British company Fibrowatt thinks it has a plan to end that problem. The company plans to build a power plant at Benson that would burn the litter to make electricity.
Fibrowatt's chief executive, Rupert Frazier, says the $150 million power plant, would give farmers another way to get rid of their turkey manure. He says stockpiles of turkey litter cause problems for the environment like nutrient run off into water ways.
"There is an opportunity for our technology to help balance the environment, to take the steam out of the issue of land application of poultry manure and produce renewable energy using local resources," Frazier says.
There is an opportunity for our technology to help balance the environment ... and produce renewable energy using local resources.
Making electricity from turkey litter starts with truckloads of the mix. The new plant will need 500,000 tons of it each year. It's then loaded into a furnace and burned at 1400 degrees. Water in pipes surrounding the furnace turns to steam. The steam drives turbines creating 50 megawatts of electricity, enough to power 100,000 homes.
Frazier has fielded plenty of questions regarding the potential smells and emissions from a plant that burns turkey manure. He says emissions from the plant are cleaner than those of a coal fired power plant and Benson residents aren't likely to detect any odor. The smell of turkey litter won't escape because air feeding the furnace comes from outside of the building.
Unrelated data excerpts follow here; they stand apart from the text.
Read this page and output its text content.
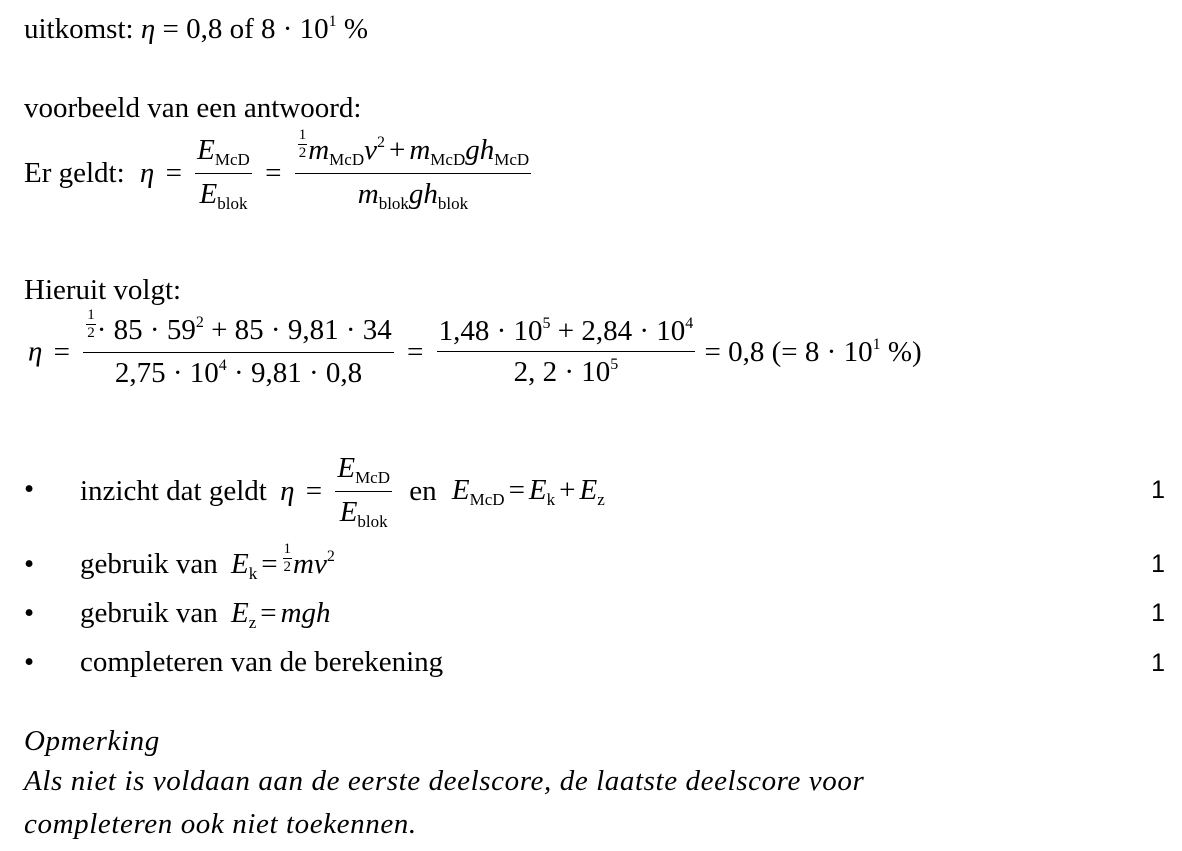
uitkomst: η = 0,8 of $8 \cdot 10^1$ %
voorbeeld van een antwoord:
Er geldt: $\eta = \frac{E_{McD}}{E_{blok}} = \frac{\frac{1}{2} m_{McD}v^2 + m_{McD}gh_{McD}}{m_{blok}gh_{blok}}$
Hieruit volgt:
$\eta = \frac{\frac{1}{2} \cdot 85 \cdot 59^2 + 85 \cdot 9,81 \cdot 34}{2,75 \cdot 10^4 \cdot 9,81 \cdot 0,8} = \frac{1,48 \cdot 10^5 + 2,84 \cdot 10^4}{2, 2 \cdot 10^5} = 0,8$ (= $8 \cdot 10^1$ %)
• inzicht dat geldt $\eta = \frac{E_{McD}}{E_{blok}}$ en $E_{McD} = E_k + E_z$	1
• gebruik van $E_k = \frac{1}{2} mv^2$	1
• gebruik van $E_z$ = mgh	1
• completeren van de berekening	1
Opmerking
Als niet is voldaan aan de eerste deelscore, de laatste deelscore voor
completeren ook niet toekennen.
"Which means that if you stand outside those facilities, the air draft is inwards, if the air draft is inwards then the smell can't get out," Frazier says.
But not everyone thinks turkey litter should be burned. Some say it has a more valuable use.
David Morris, vice president of the Minneapolis based Institute for Local Self-Reliance, says turkey litter contains dry manure that is easily stored and is a valuable organic fertilizer.
"It's not like hog manure or cattle manure with large lagoons," Morris says. "Dry manure is an excellent fertilizer. Minnesota over the last 10 years has built up a very healthy market for dry manure."
Fibrowatt won't disclose the details of a contract it's signed with Exel Energy. But Morris says it's a profitable 22-year deal. He says Fibrowatt will be paid almost 10 cents per kilowatt hour for it's electricity. That's several cents more than electricity that comes from burning coal or natural gas. Morris says in effect Minnesotans will subsidize the use of turkey litter as a renewable fuel when it could be more effectively used as fertilizer.
"It doesn't make sense for us to be providing enormous incentives for the generation of electricity from the burning and inceration of a material that otherwise has a market," Morris says.
David Morris thinks Fibrowatt will have trouble securing financing for the entire project. He says funding will be hard to find if the new energy bill doesn't contain a tax credit for turkey litter fired power plants.
Fibrowatt officials say that's not the case. They say their quest to fund the project is moving forward. They say a federal tax credit would be helpful, but the project will proceed with or without it. They expect the plant will produce electricity by February 2006.